Following a week of Grammy-fueled momentum, Arcade Fire announced on Saturday that they are going to tour, and yes, they’re coming through Downtown Phoenix. Three days before they headline at Coachella, they’ll be playing at Comerica Theatre on Wednesday, April 13 with indie favorites Local Natives.

Presale tickets sold briskly earlier this week, and tickets officially go on sale tomorrow at 10 a.m. No doubt, this show will sell out.

This is the first time in 10 years that Arcade Fire has graced Phoenix with their presence. When they were here in 2001, the Montréal-based band had yet to even release a full-length album in the U.S. They played an abbreviated seven-song set at Modified Arts to a mostly unaware crowd.

If you have not heard of Arcade Fire, go out and buy Suburbs. You will not regret it.

From “Ready to Start,” which has you screaming “Businessmen drink my blood” at the top of your lungs, to the singalong “Rococo,” to their angry punkish single, “Month of May,” this album does no wrong.

Every song keeps your ears awaiting the next.

Lead singer Win Butler and wife Regine Chassagne founded the seven-member band, which includes almost every instrument under the rainbow: guitar, drums, bass, piano, violin, viola, cello, double bass, xylophone, keyboard, French horn, accordion, harp, mandolin, glockenspiel and a hurdy-gurdy. (That last one is still a mystery to us, too.)

Arcade Fire’s debut album, Funeral, came out in 2004 with a raw sadness throughout, laced with words of suicide, death and love. The album instantly catapulted the band up the indie ranks.

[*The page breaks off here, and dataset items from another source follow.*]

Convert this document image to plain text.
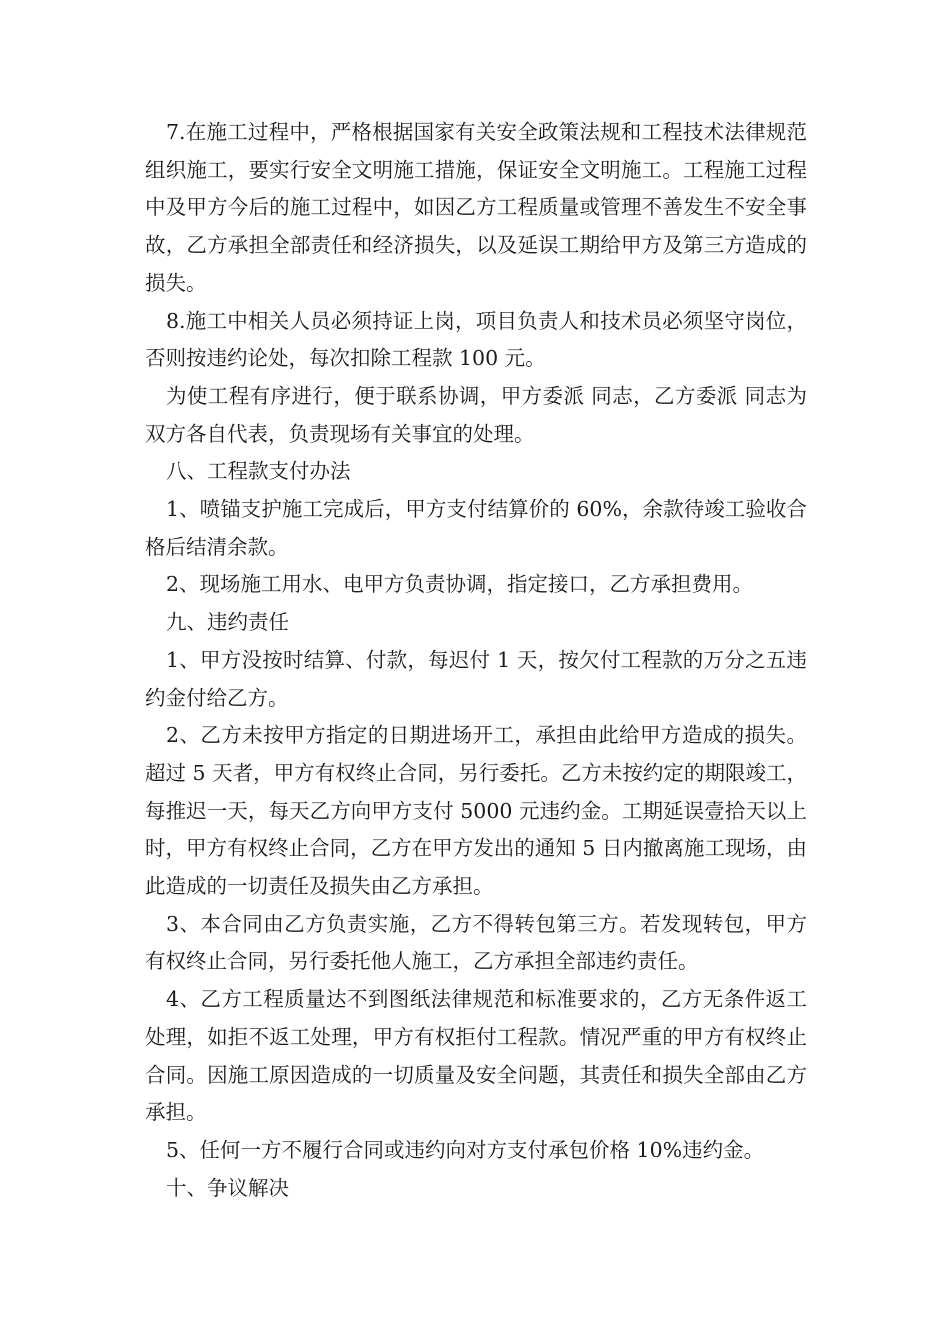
7.在施工过程中，严格根据国家有关安全政策法规和工程技术法律规范组织施工，要实行安全文明施工措施，保证安全文明施工。工程施工过程中及甲方今后的施工过程中，如因乙方工程质量或管理不善发生不安全事故，乙方承担全部责任和经济损失，以及延误工期给甲方及第三方造成的损失。

8.施工中相关人员必须持证上岗，项目负责人和技术员必须坚守岗位，否则按违约论处，每次扣除工程款 100 元。

为使工程有序进行，便于联系协调，甲方委派 同志，乙方委派 同志为双方各自代表，负责现场有关事宜的处理。

八、工程款支付办法

1、喷锚支护施工完成后，甲方支付结算价的 60%，余款待竣工验收合格后结清余款。

2、现场施工用水、电甲方负责协调，指定接口，乙方承担费用。

九、违约责任

1、甲方没按时结算、付款，每迟付 1 天，按欠付工程款的万分之五违约金付给乙方。

2、乙方未按甲方指定的日期进场开工，承担由此给甲方造成的损失。超过 5 天者，甲方有权终止合同，另行委托。乙方未按约定的期限竣工，每推迟一天，每天乙方向甲方支付 5000 元违约金。工期延误壹拾天以上时，甲方有权终止合同，乙方在甲方发出的通知 5 日内撤离施工现场，由此造成的一切责任及损失由乙方承担。

3、本合同由乙方负责实施，乙方不得转包第三方。若发现转包，甲方有权终止合同，另行委托他人施工，乙方承担全部违约责任。

4、乙方工程质量达不到图纸法律规范和标准要求的，乙方无条件返工处理，如拒不返工处理，甲方有权拒付工程款。情况严重的甲方有权终止合同。因施工原因造成的一切质量及安全问题，其责任和损失全部由乙方承担。

5、任何一方不履行合同或违约向对方支付承包价格 10%违约金。

十、争议解决
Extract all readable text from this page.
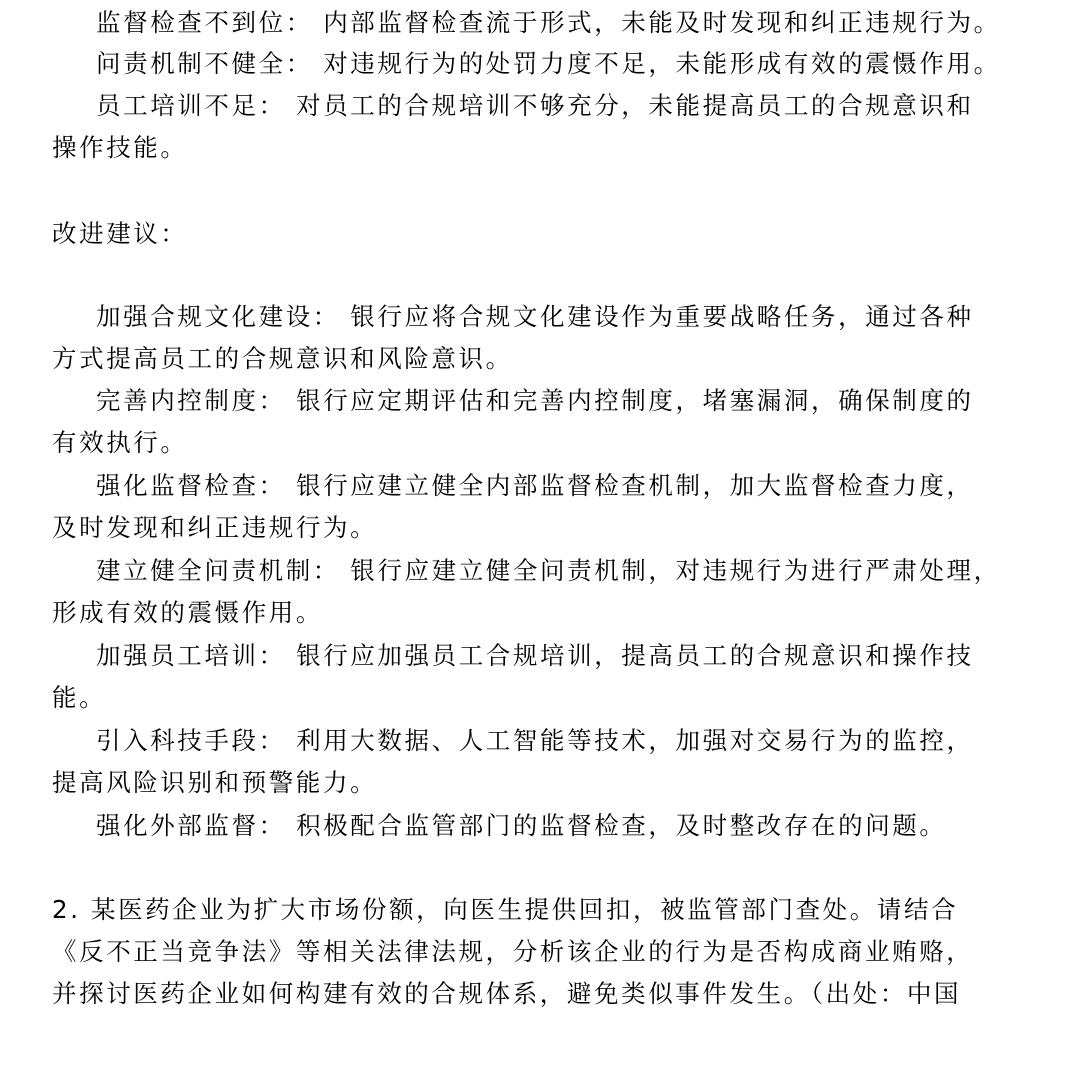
监督检查不到位： 内部监督检查流于形式，未能及时发现和纠正违规行为。
问责机制不健全： 对违规行为的处罚力度不足，未能形成有效的震慑作用。
员工培训不足： 对员工的合规培训不够充分，未能提高员工的合规意识和
操作技能。
改进建议：
加强合规文化建设： 银行应将合规文化建设作为重要战略任务，通过各种
方式提高员工的合规意识和风险意识。
完善内控制度： 银行应定期评估和完善内控制度，堵塞漏洞，确保制度的
有效执行。
强化监督检查： 银行应建立健全内部监督检查机制，加大监督检查力度，
及时发现和纠正违规行为。
建立健全问责机制： 银行应建立健全问责机制，对违规行为进行严肃处理，
形成有效的震慑作用。
加强员工培训： 银行应加强员工合规培训，提高员工的合规意识和操作技
能。
引入科技手段： 利用大数据、人工智能等技术，加强对交易行为的监控，
提高风险识别和预警能力。
强化外部监督： 积极配合监管部门的监督检查，及时整改存在的问题。
2. 某医药企业为扩大市场份额，向医生提供回扣，被监管部门查处。请结合
《反不正当竞争法》等相关法律法规，分析该企业的行为是否构成商业贿赂，
并探讨医药企业如何构建有效的合规体系，避免类似事件发生。（出处：中国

Their second album, 2007’s Neon Bible, was darker, not lyrically, but musically. It starts off with “Black Mirror,” full of angst and anger, with Butler’s haunting voice echoing the title. It leads you on a dark dream of emotion from there.

With an album coming out every three years, we can only imagine what 2013 will bring from Arcade Fire. It looks like the band will hole up in its Québec church-turned-studio compound later this year to work on album four.

Refresh your browser around 10 a.m. tomorrow for the best tickets before they sell out. Tickets range from $48.20 to $53.50.